After the match rules have been run, no more matching names or hashes will exist among the remaining entries.
1. unmatchable (entry from log 1): deleted files
1. unmatchable (entry from log 2): created files


Because each log entry is represented in exactly one match or unmatchable set, the algorithm results represent the total content of the two input logs.

The results are stored in separate files for each match rule, plus two files for unmatchable entries. These files are created by adding the following suffixes to the output file base parameter supplied to the `part` command:
* _full_match_pairs
* _full_match_groups_file1_only
* _full_match_groups_file2_only
* _full_match_groups_file1_and_file2
* _name_match_pairs
* _name_match_groups_file1_only
* _name_match_groups_file2_only
* _name_match_groups_file1_and_file2
* _hashes_match_pairs
* _hashes_match_groups_file1_only
* _hashes_match_groups_file2_only
* _hashes_match_groups_file1_and_file2
* _no_match_entries_file1
* _no_match_entries_file2

Because each category is written to its own output file, you can use any text editor to analyze the results, and quickly confirm that any category that should be empty actually is (i.e.: has an empty output file).

### Supplemental: handling of partially-invalid input logs
When reading a hashdeep log, hashdeep-compare performs two content checks:
* In the log header: the line count, hashdeep version, and recorded log format are confirmed.
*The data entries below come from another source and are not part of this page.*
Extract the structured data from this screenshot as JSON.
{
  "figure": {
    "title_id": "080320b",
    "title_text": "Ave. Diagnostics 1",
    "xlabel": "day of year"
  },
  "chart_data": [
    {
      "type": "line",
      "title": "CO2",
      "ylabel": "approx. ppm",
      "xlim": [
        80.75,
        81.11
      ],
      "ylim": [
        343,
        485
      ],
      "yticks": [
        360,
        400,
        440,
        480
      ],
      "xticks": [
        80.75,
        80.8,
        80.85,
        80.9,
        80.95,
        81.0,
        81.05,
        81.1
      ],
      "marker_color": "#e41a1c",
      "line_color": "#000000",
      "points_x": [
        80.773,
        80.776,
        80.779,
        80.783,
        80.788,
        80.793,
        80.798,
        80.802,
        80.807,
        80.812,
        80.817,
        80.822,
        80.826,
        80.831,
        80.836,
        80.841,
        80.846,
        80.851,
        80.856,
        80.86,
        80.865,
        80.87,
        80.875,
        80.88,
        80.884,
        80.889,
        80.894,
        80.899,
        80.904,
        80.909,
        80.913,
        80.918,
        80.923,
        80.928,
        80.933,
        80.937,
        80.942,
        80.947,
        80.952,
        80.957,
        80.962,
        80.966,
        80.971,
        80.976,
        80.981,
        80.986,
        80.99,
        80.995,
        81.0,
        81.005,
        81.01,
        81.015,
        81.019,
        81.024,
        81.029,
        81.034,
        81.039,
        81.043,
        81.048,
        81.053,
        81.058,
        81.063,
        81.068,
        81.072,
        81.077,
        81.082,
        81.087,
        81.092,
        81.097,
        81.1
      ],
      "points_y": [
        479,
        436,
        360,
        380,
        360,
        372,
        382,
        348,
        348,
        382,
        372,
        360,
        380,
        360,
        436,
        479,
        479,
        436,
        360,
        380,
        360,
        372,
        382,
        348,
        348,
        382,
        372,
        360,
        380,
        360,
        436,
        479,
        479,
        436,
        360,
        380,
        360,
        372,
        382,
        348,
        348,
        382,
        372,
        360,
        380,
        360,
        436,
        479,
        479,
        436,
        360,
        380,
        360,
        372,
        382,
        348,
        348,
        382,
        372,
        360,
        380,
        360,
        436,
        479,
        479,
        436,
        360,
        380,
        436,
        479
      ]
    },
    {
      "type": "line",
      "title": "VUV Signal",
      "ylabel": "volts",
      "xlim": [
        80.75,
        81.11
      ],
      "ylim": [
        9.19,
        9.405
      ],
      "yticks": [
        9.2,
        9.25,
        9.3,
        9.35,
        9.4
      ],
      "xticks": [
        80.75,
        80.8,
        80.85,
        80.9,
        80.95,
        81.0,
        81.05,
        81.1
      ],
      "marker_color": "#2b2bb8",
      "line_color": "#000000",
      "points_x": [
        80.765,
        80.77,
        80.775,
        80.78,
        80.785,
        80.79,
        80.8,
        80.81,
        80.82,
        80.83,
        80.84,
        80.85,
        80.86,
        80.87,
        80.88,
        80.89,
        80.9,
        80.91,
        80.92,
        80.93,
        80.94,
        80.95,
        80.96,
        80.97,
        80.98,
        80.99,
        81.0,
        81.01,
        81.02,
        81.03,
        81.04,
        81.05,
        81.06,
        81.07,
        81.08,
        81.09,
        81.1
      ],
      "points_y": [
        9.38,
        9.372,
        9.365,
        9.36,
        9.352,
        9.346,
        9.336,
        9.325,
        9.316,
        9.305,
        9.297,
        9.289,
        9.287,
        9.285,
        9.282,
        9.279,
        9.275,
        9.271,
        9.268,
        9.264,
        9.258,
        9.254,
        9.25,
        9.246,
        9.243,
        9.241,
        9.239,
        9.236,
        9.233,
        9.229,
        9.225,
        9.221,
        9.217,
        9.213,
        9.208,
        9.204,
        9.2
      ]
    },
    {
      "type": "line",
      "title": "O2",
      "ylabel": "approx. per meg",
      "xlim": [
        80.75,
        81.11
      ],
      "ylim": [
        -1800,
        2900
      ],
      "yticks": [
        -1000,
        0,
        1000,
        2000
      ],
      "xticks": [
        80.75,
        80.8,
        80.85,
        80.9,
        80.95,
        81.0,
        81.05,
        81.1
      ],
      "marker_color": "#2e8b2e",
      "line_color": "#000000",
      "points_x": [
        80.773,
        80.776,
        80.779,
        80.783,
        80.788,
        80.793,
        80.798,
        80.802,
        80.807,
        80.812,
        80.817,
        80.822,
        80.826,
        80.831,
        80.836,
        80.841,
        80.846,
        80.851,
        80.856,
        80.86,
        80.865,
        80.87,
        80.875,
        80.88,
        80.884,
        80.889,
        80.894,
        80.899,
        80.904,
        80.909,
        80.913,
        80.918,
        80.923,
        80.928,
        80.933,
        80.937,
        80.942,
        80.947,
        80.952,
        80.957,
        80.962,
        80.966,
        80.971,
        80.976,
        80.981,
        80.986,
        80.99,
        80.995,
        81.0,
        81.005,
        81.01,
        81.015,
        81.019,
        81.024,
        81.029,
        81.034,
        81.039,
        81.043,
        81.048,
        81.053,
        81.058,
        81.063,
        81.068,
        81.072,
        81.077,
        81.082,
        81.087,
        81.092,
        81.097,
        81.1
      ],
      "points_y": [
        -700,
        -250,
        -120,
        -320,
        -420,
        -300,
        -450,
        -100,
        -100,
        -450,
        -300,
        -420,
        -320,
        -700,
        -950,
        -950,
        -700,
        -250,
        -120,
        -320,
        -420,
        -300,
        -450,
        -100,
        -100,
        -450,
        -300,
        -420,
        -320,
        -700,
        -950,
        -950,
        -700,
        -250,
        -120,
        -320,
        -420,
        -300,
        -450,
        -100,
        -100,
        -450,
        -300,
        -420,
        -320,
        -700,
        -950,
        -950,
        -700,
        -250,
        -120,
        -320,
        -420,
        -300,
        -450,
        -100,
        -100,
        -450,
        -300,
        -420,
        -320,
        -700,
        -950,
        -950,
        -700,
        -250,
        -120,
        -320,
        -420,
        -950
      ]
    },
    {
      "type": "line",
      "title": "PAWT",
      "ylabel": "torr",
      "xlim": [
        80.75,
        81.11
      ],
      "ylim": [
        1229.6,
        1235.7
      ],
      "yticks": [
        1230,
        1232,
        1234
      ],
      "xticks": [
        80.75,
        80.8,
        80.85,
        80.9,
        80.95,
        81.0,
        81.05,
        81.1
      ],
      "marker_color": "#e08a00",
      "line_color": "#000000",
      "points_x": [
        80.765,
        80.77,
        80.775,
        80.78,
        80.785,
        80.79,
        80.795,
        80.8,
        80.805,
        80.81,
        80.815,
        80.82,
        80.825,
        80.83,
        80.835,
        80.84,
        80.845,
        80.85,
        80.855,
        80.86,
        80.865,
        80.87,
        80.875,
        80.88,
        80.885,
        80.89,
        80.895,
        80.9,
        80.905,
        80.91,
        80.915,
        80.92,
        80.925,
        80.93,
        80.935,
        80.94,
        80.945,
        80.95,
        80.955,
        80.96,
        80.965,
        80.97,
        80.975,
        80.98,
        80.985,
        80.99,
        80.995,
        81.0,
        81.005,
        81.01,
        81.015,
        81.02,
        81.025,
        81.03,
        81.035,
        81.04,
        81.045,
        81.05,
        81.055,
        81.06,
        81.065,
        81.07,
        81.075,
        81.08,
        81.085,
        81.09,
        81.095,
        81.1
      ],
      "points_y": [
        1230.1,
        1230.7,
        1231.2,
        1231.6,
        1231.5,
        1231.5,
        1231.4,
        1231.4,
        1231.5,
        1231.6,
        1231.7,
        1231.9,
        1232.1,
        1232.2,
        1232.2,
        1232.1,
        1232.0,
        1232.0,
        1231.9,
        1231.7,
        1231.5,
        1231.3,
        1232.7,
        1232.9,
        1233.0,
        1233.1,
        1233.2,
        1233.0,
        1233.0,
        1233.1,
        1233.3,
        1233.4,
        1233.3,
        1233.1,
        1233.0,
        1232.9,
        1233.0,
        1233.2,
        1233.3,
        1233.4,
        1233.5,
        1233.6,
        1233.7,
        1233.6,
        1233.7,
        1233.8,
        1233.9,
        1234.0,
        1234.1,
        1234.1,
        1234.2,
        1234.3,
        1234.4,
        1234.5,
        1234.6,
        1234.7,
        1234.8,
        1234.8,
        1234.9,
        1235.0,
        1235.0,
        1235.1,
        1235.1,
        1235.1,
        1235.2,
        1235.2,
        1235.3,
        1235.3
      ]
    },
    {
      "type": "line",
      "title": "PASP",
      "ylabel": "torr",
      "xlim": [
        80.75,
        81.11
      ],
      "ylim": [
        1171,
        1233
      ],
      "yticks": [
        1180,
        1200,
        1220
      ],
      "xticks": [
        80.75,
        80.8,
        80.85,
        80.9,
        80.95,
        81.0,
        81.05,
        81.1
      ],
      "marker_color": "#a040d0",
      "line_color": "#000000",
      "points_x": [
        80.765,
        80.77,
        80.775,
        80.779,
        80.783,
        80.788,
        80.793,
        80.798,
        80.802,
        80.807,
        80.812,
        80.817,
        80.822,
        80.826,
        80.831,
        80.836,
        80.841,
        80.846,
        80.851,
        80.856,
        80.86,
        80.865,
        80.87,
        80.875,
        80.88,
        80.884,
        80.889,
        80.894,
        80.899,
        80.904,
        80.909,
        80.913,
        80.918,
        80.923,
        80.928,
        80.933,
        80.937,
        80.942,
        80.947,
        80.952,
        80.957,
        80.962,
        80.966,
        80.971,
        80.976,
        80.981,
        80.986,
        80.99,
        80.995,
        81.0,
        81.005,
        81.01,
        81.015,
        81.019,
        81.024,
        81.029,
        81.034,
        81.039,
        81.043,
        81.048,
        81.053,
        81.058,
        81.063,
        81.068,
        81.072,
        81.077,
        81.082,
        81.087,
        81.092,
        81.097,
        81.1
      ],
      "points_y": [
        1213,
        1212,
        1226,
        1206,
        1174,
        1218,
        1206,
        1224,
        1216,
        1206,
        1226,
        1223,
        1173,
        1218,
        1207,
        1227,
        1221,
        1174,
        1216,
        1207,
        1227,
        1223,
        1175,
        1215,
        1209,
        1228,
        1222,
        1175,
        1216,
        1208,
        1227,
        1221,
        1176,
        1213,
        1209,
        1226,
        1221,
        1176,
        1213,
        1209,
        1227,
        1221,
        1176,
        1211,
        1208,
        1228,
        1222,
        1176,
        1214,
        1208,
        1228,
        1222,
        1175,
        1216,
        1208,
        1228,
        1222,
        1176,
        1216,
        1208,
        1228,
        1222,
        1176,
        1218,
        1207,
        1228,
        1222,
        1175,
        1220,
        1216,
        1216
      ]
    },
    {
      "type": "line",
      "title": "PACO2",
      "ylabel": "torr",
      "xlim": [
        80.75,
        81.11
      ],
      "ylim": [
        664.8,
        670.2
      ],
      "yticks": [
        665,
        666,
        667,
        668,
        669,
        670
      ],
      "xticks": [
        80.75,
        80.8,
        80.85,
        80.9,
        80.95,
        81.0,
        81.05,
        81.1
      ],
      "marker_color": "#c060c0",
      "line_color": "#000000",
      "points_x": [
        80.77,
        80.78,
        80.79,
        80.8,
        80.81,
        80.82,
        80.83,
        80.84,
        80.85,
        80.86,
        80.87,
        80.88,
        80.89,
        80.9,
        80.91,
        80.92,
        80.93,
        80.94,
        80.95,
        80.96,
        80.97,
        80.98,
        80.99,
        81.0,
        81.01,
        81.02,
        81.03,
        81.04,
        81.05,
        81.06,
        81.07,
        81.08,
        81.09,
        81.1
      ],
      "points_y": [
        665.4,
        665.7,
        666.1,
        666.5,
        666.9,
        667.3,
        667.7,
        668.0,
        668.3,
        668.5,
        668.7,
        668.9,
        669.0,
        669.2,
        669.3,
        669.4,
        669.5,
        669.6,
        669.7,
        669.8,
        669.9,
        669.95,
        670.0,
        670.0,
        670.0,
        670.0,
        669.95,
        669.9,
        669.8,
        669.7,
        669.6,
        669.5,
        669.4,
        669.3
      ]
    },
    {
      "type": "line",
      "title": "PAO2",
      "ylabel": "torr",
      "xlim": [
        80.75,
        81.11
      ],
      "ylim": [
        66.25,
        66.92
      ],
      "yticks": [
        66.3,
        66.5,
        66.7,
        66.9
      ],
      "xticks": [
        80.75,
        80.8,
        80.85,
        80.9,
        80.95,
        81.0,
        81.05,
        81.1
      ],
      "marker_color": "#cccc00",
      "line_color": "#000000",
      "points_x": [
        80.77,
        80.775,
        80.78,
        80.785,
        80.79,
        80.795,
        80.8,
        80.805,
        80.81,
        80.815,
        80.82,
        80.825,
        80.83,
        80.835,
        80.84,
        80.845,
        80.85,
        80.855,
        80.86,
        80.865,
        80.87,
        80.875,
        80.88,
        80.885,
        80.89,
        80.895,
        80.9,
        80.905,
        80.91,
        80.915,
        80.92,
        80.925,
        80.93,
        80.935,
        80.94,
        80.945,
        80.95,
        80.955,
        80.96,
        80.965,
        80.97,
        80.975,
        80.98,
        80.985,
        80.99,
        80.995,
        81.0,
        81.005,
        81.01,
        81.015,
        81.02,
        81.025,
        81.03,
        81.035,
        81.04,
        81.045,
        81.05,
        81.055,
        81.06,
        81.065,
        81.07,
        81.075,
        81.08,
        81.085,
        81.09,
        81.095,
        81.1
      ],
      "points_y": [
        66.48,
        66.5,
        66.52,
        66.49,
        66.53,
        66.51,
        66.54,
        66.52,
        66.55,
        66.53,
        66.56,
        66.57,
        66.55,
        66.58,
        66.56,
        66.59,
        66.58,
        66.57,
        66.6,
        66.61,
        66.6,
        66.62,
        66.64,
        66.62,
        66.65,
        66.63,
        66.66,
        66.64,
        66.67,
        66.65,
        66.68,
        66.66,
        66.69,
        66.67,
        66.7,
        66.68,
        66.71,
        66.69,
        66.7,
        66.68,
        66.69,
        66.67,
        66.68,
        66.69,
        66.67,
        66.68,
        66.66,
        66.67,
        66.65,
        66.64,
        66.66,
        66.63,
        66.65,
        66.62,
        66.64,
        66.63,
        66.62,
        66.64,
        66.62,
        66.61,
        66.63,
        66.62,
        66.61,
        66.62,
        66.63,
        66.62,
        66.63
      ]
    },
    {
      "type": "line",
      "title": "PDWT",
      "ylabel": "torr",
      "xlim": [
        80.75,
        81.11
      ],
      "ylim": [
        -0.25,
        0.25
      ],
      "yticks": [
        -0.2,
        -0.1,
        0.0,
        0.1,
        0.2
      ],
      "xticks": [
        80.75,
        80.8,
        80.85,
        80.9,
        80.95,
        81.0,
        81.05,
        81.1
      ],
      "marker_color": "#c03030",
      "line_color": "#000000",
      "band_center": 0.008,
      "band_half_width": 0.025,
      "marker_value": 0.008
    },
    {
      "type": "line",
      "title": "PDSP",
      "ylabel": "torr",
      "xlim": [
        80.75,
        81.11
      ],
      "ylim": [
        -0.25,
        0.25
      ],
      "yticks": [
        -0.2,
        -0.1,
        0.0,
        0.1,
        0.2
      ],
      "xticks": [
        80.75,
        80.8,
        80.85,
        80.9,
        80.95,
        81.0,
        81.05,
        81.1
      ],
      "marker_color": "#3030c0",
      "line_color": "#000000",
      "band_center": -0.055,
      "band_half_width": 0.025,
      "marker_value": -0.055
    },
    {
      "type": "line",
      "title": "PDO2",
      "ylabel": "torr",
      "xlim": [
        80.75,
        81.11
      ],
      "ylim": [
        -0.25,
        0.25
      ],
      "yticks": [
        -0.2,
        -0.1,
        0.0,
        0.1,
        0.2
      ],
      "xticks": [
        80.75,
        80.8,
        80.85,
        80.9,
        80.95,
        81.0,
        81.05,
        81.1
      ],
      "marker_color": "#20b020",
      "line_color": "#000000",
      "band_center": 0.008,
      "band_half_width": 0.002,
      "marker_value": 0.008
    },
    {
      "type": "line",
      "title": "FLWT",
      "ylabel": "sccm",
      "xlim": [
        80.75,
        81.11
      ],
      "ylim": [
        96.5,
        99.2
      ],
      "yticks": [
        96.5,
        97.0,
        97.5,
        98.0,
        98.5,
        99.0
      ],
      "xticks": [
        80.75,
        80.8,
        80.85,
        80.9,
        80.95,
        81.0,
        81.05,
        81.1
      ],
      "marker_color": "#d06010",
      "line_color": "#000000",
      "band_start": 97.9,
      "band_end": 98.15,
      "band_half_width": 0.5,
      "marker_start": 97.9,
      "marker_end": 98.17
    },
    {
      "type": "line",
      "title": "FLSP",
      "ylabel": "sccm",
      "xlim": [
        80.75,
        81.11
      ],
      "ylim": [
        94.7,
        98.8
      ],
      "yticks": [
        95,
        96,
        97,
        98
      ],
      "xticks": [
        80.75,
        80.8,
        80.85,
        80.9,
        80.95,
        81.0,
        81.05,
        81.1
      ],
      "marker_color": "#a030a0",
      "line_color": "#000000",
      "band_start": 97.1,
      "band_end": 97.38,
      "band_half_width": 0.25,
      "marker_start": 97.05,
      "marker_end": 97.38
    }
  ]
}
If these are not identical to what the hashdeep-compare test suite uses, a warning is issued. This is intended to warn the user if a different version of hashdeep (or something else) may have generated a log file that might lead to unexpected results.
* Each log entry line is checked for correct formatting: incorrectly-formatted lines are ignored by hashdeep-compare. If any are found, the number of these ignored lines is reported in a warning message.
  
(Note: These checks are here for extra safety. ~~I've never seen hashdeep generate an invalid line~~: if you have one of these, you should probably figure out why before you rely on the output.)

(Update 2024.3.5: hashdeep will generate an invalid line by adding newlines that occur in filenames. Because of the line-based structure of the hashdeep output format, there may not be an elegant way to add support for these files to hashdeep-compare.)

Regardless of how many warnings are generated, hashdeep-compare will always use all of the correctly-formatted entries to produce the requested output. Warnings, by themselves, will never prevent hashdeep-compare from running to successful completion.